As first revealed in the Violence Policy Center's (VPC) 2011 study Blood Money, the NRA now has an active and aggressive organized fundraising effort targeting the gun industry. According to NRA CEO Wayne LaPierre, the organization's Ring of Freedom Corporate Partners Program "is geared toward your company's corporate interests" and "is an opportunity for corporations to partner with the NRA." Since the Ring of Freedom was established in 2005, our 2011 study detailed contributions from the gun industry as reported by the NRA as between $14.7 and $38.9 million. But this is only a self-reported, snapshot in time. The actual numbers today are increasing by the millions: $1.2 million from Sturm, Ruger & Co., a jump from Smith & Wesson from a mere $50,000 to more than a million. And as we know from departing NRA President David Keene (whose son is a convicted road-rage shooter) the NRA hopes to expand its industry support. As Keene told CNN's Candy Crowley earlier this year:

"Actually, Sandy [sic], we get less money from the industry than we'd like to get.... But we get some. We get more than we used to."

One measure of the NRA's confidence in getting "more than" they "used to" is the fact that while the original Ring of Freedom giving levels topped out at 10 million (the then-pinnacle being the Harlon Carter level, named for the former NRA head, ranking him above the Founding Fathers) since then the organization has added two new levels: The Theodore Roosevelt Society (for total giving between $10 million and just under $25 million) and the Charlton Heston Society (for giving over $25 million).

Also present at the show will be major smokeless and black powder vendors. As detailed in the new VPC study Time Bomb: How the NRA Blocked the Regulation of Black and Smokeless Powder to the Benefit of its Gun Industry "Corporate Partners" Today, since the 1970s the NRA has worked to stop the federal regulation of black and smokeless powder, including background checks on transfers. Among those who benefit today from this decades-long campaign are convention sponsor MidwayUSA (founded by NRA top corporate donor Larry Potterfield) and Brownells (owned by NRA board member Pete Brownell). According to numerous news reports, black or smokeless powder are among the explosives suspected to have been used in the Boston bombing.

And while the NRA promises that the meeting will draw more than 70,000 attendees, left unstated is the fact the vast majority of these participants aren't there to attend the organization's annual "meeting of members" and hear Wayne LaPierre and other NRA leaders offer their red-meat speeches to the C-Span masses -- but to see the products of the organization's gun industry patrons.

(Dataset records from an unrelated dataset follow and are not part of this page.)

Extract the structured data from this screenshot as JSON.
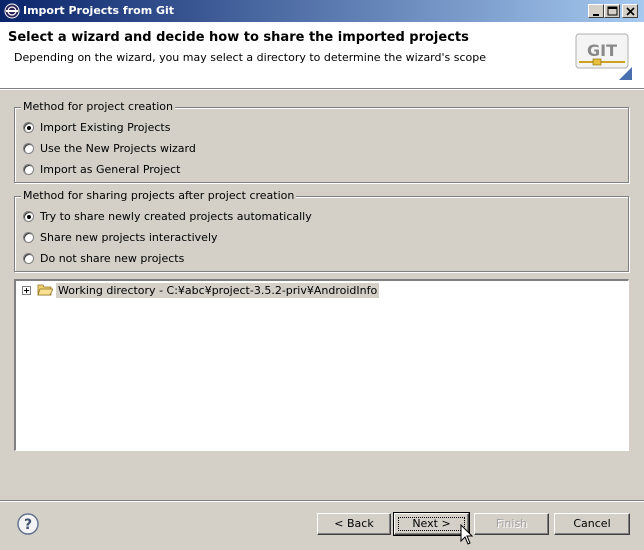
{
  "window": {
    "title": "Import Projects from Git",
    "controls": [
      "minimize",
      "maximize",
      "close"
    ]
  },
  "banner": {
    "title": "Select a wizard and decide how to share the imported projects",
    "description": "Depending on the wizard, you may select a directory to determine the wizard's scope",
    "logo_text": "GIT"
  },
  "creation_group": {
    "legend": "Method for project creation",
    "options": [
      {
        "label": "Import Existing Projects",
        "selected": true
      },
      {
        "label": "Use the New Projects wizard",
        "selected": false
      },
      {
        "label": "Import as General Project",
        "selected": false
      }
    ]
  },
  "sharing_group": {
    "legend": "Method for sharing projects after project creation",
    "options": [
      {
        "label": "Try to share newly created projects automatically",
        "selected": true
      },
      {
        "label": "Share new projects interactively",
        "selected": false
      },
      {
        "label": "Do not share new projects",
        "selected": false
      }
    ]
  },
  "tree": {
    "items": [
      {
        "label": "Working directory - C:¥abc¥project-3.5.2-priv¥AndroidInfo",
        "icon": "folder-open-icon",
        "expanded": false
      }
    ]
  },
  "footer": {
    "back_label": "< Back",
    "next_label": "Next >",
    "finish_label": "Finish",
    "cancel_label": "Cancel"
  }
}
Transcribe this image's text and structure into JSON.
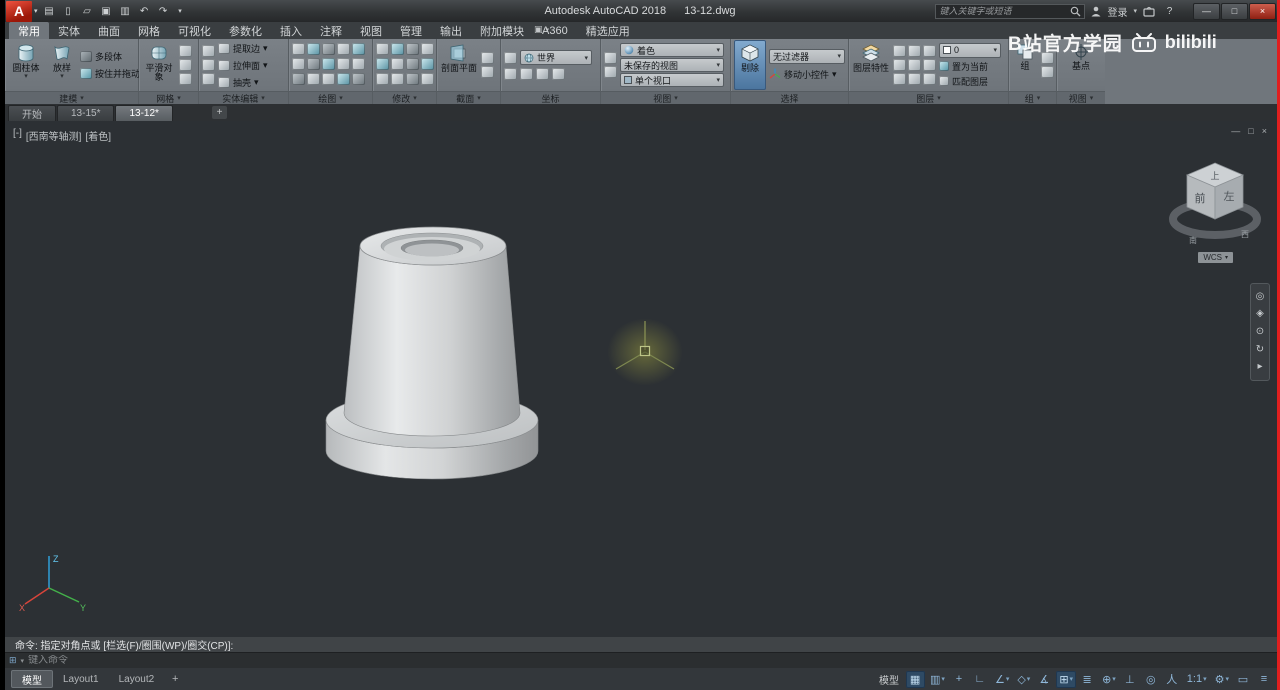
{
  "ui": {
    "flyout_arrow": "▾",
    "logo_letter": "A"
  },
  "title_bar": {
    "app_title": "Autodesk AutoCAD 2018",
    "doc_title": "13-12.dwg",
    "qat": [
      {
        "name": "workspace",
        "glyph": "▤"
      },
      {
        "name": "new-file",
        "glyph": "▯"
      },
      {
        "name": "open-file",
        "glyph": "▱"
      },
      {
        "name": "save-file",
        "glyph": "▣"
      },
      {
        "name": "plot",
        "glyph": "▥"
      },
      {
        "name": "undo",
        "glyph": "↶"
      },
      {
        "name": "redo",
        "glyph": "↷"
      }
    ],
    "search_placeholder": "键入关键字或短语",
    "signin_label": "登录",
    "help_label": "?",
    "window": {
      "minimize": "—",
      "restore": "□",
      "close": "×"
    }
  },
  "watermark": {
    "text": "B站官方学园",
    "brand": "bilibili"
  },
  "ribbon": {
    "toggle_glyph": "▣",
    "tabs": [
      {
        "label": "常用",
        "active": true
      },
      {
        "label": "实体"
      },
      {
        "label": "曲面"
      },
      {
        "label": "网格"
      },
      {
        "label": "可视化"
      },
      {
        "label": "参数化"
      },
      {
        "label": "插入"
      },
      {
        "label": "注释"
      },
      {
        "label": "视图"
      },
      {
        "label": "管理"
      },
      {
        "label": "输出"
      },
      {
        "label": "附加模块"
      },
      {
        "label": "A360"
      },
      {
        "label": "精选应用"
      }
    ],
    "panels": {
      "modeling": {
        "label": "建模",
        "cylinder": "圆柱体",
        "loft": "放样",
        "polysolid": "多段体",
        "presspull": "按住并拖动"
      },
      "mesh": {
        "label": "网格",
        "smooth_object": "平滑对象"
      },
      "solid_editing": {
        "label": "实体编辑",
        "rows": [
          {
            "label": "提取边"
          },
          {
            "label": "拉伸面"
          },
          {
            "label": "抽壳"
          }
        ]
      },
      "draw": {
        "label": "绘图",
        "tools": [
          {
            "name": "line"
          },
          {
            "name": "polyline"
          },
          {
            "name": "circle"
          },
          {
            "name": "arc"
          },
          {
            "name": "rectangle"
          },
          {
            "name": "ellipse"
          },
          {
            "name": "hatch"
          },
          {
            "name": "spline"
          },
          {
            "name": "point"
          },
          {
            "name": "region"
          },
          {
            "name": "helix"
          },
          {
            "name": "donut"
          },
          {
            "name": "revision-cloud"
          },
          {
            "name": "construction-line"
          },
          {
            "name": "multiline"
          }
        ]
      },
      "modify": {
        "label": "修改",
        "tools": [
          {
            "name": "move"
          },
          {
            "name": "rotate"
          },
          {
            "name": "trim"
          },
          {
            "name": "copy"
          },
          {
            "name": "mirror"
          },
          {
            "name": "fillet"
          },
          {
            "name": "erase"
          },
          {
            "name": "stretch"
          },
          {
            "name": "scale"
          },
          {
            "name": "array"
          },
          {
            "name": "offset"
          },
          {
            "name": "explode"
          }
        ]
      },
      "section": {
        "label": "截面",
        "section_plane": "剖面平面"
      },
      "coordinates": {
        "label": "坐标",
        "ucs_current": "世界"
      },
      "view_controls": {
        "label": "视图",
        "visual_style": "着色",
        "named_view": "未保存的视图",
        "viewport_config": "单个视口"
      },
      "selection": {
        "label": "选择",
        "culling": "剔除",
        "filter": "无过滤器",
        "gizmo": "移动小控件"
      },
      "layers": {
        "label": "图层",
        "layer_properties": "图层特性",
        "current_layer": "0",
        "make_current": "置为当前",
        "match_layer": "匹配图层"
      },
      "groups": {
        "label": "组",
        "group": "组"
      },
      "view_tail": {
        "label": "视图",
        "base_point": "基点"
      }
    }
  },
  "file_tabs": {
    "tabs": [
      {
        "label": "开始"
      },
      {
        "label": "13-15*"
      },
      {
        "label": "13-12*",
        "active": true
      }
    ],
    "add_tab": "+"
  },
  "viewport": {
    "corner": {
      "controls": "[-]",
      "view": "[西南等轴测]",
      "visual_style": "[着色]"
    },
    "viewcube": {
      "top": "上",
      "front": "前",
      "side": "左",
      "wcs": "WCS",
      "compass_south": "南",
      "compass_west": "西"
    },
    "window": {
      "minimize": "—",
      "restore": "□",
      "close": "×"
    },
    "navbar": [
      {
        "name": "full-navigation-wheel",
        "glyph": "◎"
      },
      {
        "name": "pan",
        "glyph": "◈"
      },
      {
        "name": "zoom",
        "glyph": "⊙"
      },
      {
        "name": "orbit",
        "glyph": "↻"
      },
      {
        "name": "showmotion",
        "glyph": "▸"
      }
    ],
    "ucs": {
      "x": "X",
      "y": "Y",
      "z": "Z"
    }
  },
  "command": {
    "history": "命令: 指定对角点或 [栏选(F)/圈围(WP)/圈交(CP)]:",
    "placeholder": "键入命令",
    "dock_icon": "⊞",
    "dock_arrow": "▾"
  },
  "layout_tabs": {
    "tabs": [
      {
        "label": "模型",
        "active": true
      },
      {
        "label": "Layout1"
      },
      {
        "label": "Layout2"
      }
    ],
    "add_tab": "+"
  },
  "status_bar": {
    "model_label": "模型",
    "items": [
      {
        "name": "grid-display",
        "glyph": "▦",
        "active": true
      },
      {
        "name": "snap-mode",
        "glyph": "▥",
        "arrow": "▾"
      },
      {
        "name": "dynamic-input",
        "glyph": "+"
      },
      {
        "name": "ortho-mode",
        "glyph": "∟"
      },
      {
        "name": "polar-tracking",
        "glyph": "∠",
        "arrow": "▾"
      },
      {
        "name": "isometric-drafting",
        "glyph": "◇",
        "arrow": "▾"
      },
      {
        "name": "object-snap-tracking",
        "glyph": "∡"
      },
      {
        "name": "object-snap",
        "glyph": "⊞",
        "active": true,
        "arrow": "▾"
      },
      {
        "name": "lineweight",
        "glyph": "≣"
      },
      {
        "name": "3d-object-snap",
        "glyph": "⊕",
        "arrow": "▾"
      },
      {
        "name": "dynamic-ucs",
        "glyph": "⊥"
      },
      {
        "name": "selection-cycling",
        "glyph": "◎"
      },
      {
        "name": "annotation-visibility",
        "glyph": "人"
      },
      {
        "name": "annotation-scale",
        "glyph": "1:1",
        "arrow": "▾"
      },
      {
        "name": "workspace-switching",
        "glyph": "⚙",
        "arrow": "▾"
      },
      {
        "name": "clean-screen",
        "glyph": "▭"
      },
      {
        "name": "customize",
        "glyph": "≡"
      }
    ]
  }
}
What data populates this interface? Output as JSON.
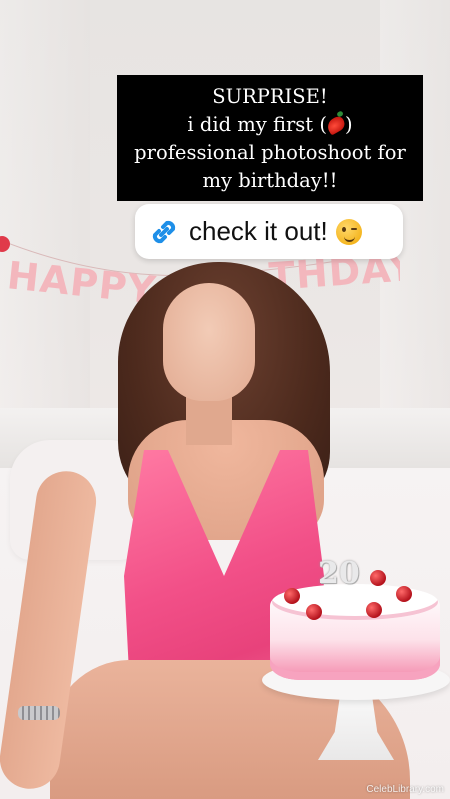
{
  "caption": {
    "line1": "SURPRISE!",
    "line2_before": "i did my first (",
    "line2_after": ")",
    "line3": "professional photoshoot for",
    "line4": "my birthday!!",
    "emoji_icon": "chili-pepper-icon"
  },
  "link_sticker": {
    "label": "check it out!",
    "icon": "link-icon",
    "emoji": "winking-face-icon",
    "icon_color": "#1e8fe8"
  },
  "photo": {
    "banner_text": "HAPPY BIRTHDAY",
    "candle_number": "20"
  },
  "watermark": "CelebLibrary.com",
  "colors": {
    "caption_bg": "#000000",
    "caption_text": "#ffffff",
    "dress": "#f25088",
    "banner_letters": "#f3b7bd"
  }
}
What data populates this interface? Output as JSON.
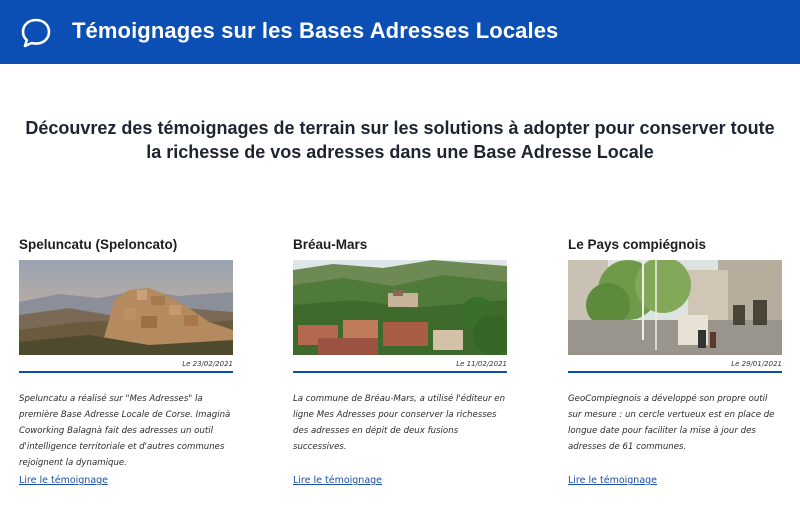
{
  "header": {
    "title": "Témoignages sur les Bases Adresses Locales",
    "icon": "chat-bubble-icon",
    "color": "#0b4fb4"
  },
  "intro": {
    "text": "Découvrez des témoignages de terrain sur les solutions à adopter pour conserver toute la richesse de vos adresses dans une Base Adresse Locale"
  },
  "cards": [
    {
      "name": "Speluncatu (Speloncato)",
      "date": "Le 23/02/2021",
      "description": "Speluncatu a réalisé sur \"Mes Adresses\" la première Base Adresse Locale de Corse. Imaginà Coworking Balagnà fait des adresses un outil d'intelligence territoriale et d'autres communes rejoignent la dynamique.",
      "link": "Lire le témoignage"
    },
    {
      "name": "Bréau-Mars",
      "date": "Le 11/02/2021",
      "description": "La commune de Bréau-Mars, a utilisé l'éditeur en ligne Mes Adresses pour conserver la richesses des adresses en dépit de deux fusions successives.",
      "link": "Lire le témoignage"
    },
    {
      "name": "Le Pays compiégnois",
      "date": "Le 29/01/2021",
      "description": "GeoCompiegnois a développé son propre outil sur mesure : un cercle vertueux est en place de longue date pour faciliter la mise à jour des adresses de 61 communes.",
      "link": "Lire le témoignage"
    }
  ]
}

As firearms ownership has dropped over the past three decades, the NRA's leadership has turned to the gun industry for its future. Its predictable opposition to any and all gun violence prevention measures are not about defending gun rights, but protecting the bottom line of its gun industry partners. While the NRA celebrates the gun industry's "latest and greatest" products, the victims of gun violence mourn the lives and communities devastated by them.